Pour le Tchad, la Maison Blanche a désigné William Flens, diplomate expérimenté au sein du Senior Foreign Service, actuellement en poste comme chargé d’affaires à N’Djamena depuis plus d’un an. Au Gabon, Keith Heffern, également issu du corps diplomatique américain, a été retenu pour succéder à l’ambassadeur en place. Ce dernier possède une connaissance approfondie du pays, ayant déjà servi dans cette région plus tôt dans sa carrière.
Ces deux nominations s’inscrivent dans un mouvement plus large de renouvellement des ambassadeurs américains en Afrique. Les propositions concernent également d’autres nations du continent, comme Madagascar, les Comores, le Togo, la Mauritanie, le Bénin, le Malawi et le Cap-Vert. Chaque candidat doit encore obtenir l’aval du Sénat avant de pouvoir exercer officiellement ses fonctions.
Un tournant diplomatique sous l’ère Trump
Cette vague de nominations intervient après le rappel en masse, fin 2025 et début 2026, d’une trentaine d’ambassadeurs nommés sous la présidence précédente. L’objectif affiché est de réorienter la politique étrangère américaine selon une approche plus centrée sur les intérêts nationaux, conformément à la doctrine « America First ».
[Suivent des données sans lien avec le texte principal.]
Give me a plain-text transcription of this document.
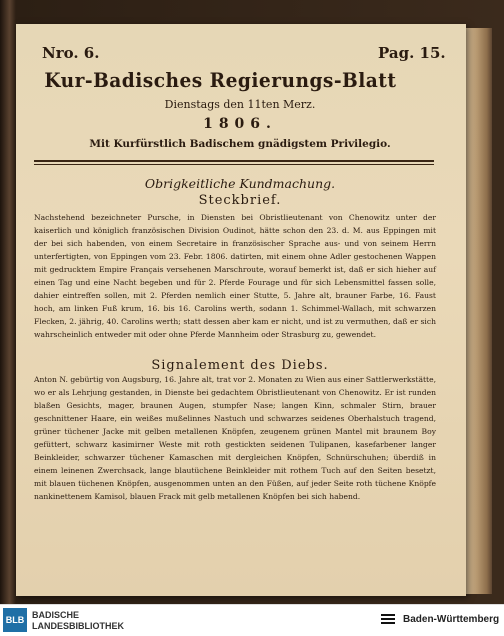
Nro. 6.	Pag. 15.
Kur-Badisches Regierungs-Blatt
Dienstags den 11ten Merz.
1806.
Mit Kurfürstlich Badischem gnädigstem Privilegio.
Obrigkeitliche Kundmachung.
Steckbrief.
Nachstehend bezeichneter Pursche, in Diensten bei Obristlieutenant von Chenowitz unter der kaiserlich und königlich französischen Division Oudinot, hätte schon den 23. d. M. aus Eppingen mit der bei sich habenden, von einem Secretaire in französischer Sprache aus- und von seinem Herrn unterfertigten, von Eppingen vom 23. Febr. 1806. datirten, mit einem ohne Adler gestochenen Wappen mit gedrucktem Empire Français versehenen Marschroute, worauf bemerkt ist, daß er sich hieher auf einen Tag und eine Nacht begeben und für 2. Pferde Fourage und für sich Lebensmittel fassen solle, dahier eintreffen sollen, mit 2. Pferden nemlich einer Stutte, 5. Jahre alt, brauner Farbe, 16. Faust hoch, am linken Fuß krum, 16. bis 16. Carolins werth, sodann 1. Schimmel-Wallach, mit schwarzen Flecken, 2. jährig, 40. Carolins werth; statt dessen aber kam er nicht, und ist zu vermuthen, daß er sich wahrscheinlich entweder mit oder ohne Pferde Mannheim oder Strasburg zu, gewendet.
Signalement des Diebs.
Anton N. gebürtig von Augsburg, 16. Jahre alt, trat vor 2. Monaten zu Wien aus einer Sattlerwerkstätte, wo er als Lehrjung gestanden, in Dienste bei gedachtem Obristlieutenant von Chenowitz. Er ist runden blaßen Gesichts, mager, braunen Augen, stumpfer Nase; langen Kinn, schmaler Stirn, brauer geschnittener Haare, ein weißes mußelinnes Nastuch und schwarzes seidenes Oberhalstuch tragend, grüner tüchener Jacke mit gelben metallenen Knöpfen, zeugenem grünen Mantel mit braunem Boy gefüttert, schwarz kasimirner Weste mit roth gestickten seidenen Tulipanen, kasefarbener langer Beinkleider, schwarzer tüchener Kamaschen mit dergleichen Knöpfen, Schnürschuhen; überdiß in einem leinenen Zwerchsack, lange blautüchene Beinkleider mit rothem Tuch auf den Seiten besetzt, mit blauen tüchenen Knöpfen, ausgenommen unten an den Füßen, auf jeder Seite roth tüchene Knöpfe nankinettenem Kamisol, blauen Frack mit gelb metallenen Knöpfen bei sich habend.
BLB BADISCHE
LANDESBIBLIOTHEK
Baden-Württemberg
Parmi les pays concernés par ces changements, le Cameroun figure comme une exception notable. Depuis janvier 2026, le poste d’ambassadeur américain y est vacant, aucun successeur n’ayant été proposé à ce jour. Cette situation contraste avec celle du Tchad et du Gabon, où les relations bilatérales semblent se consolider.
Des profils expérimentés pour des missions stratégiques
Les choix de Donald Trump pour ces deux postes africains reflètent une volonté de s’appuyer sur des diplomates aguerris. William Flens, déjà en poste au Tchad, connaît parfaitement les enjeux locaux, tandis que Keith Heffern apporte une expertise solide du Gabon, renforçant ainsi la continuité de la politique américaine dans la région.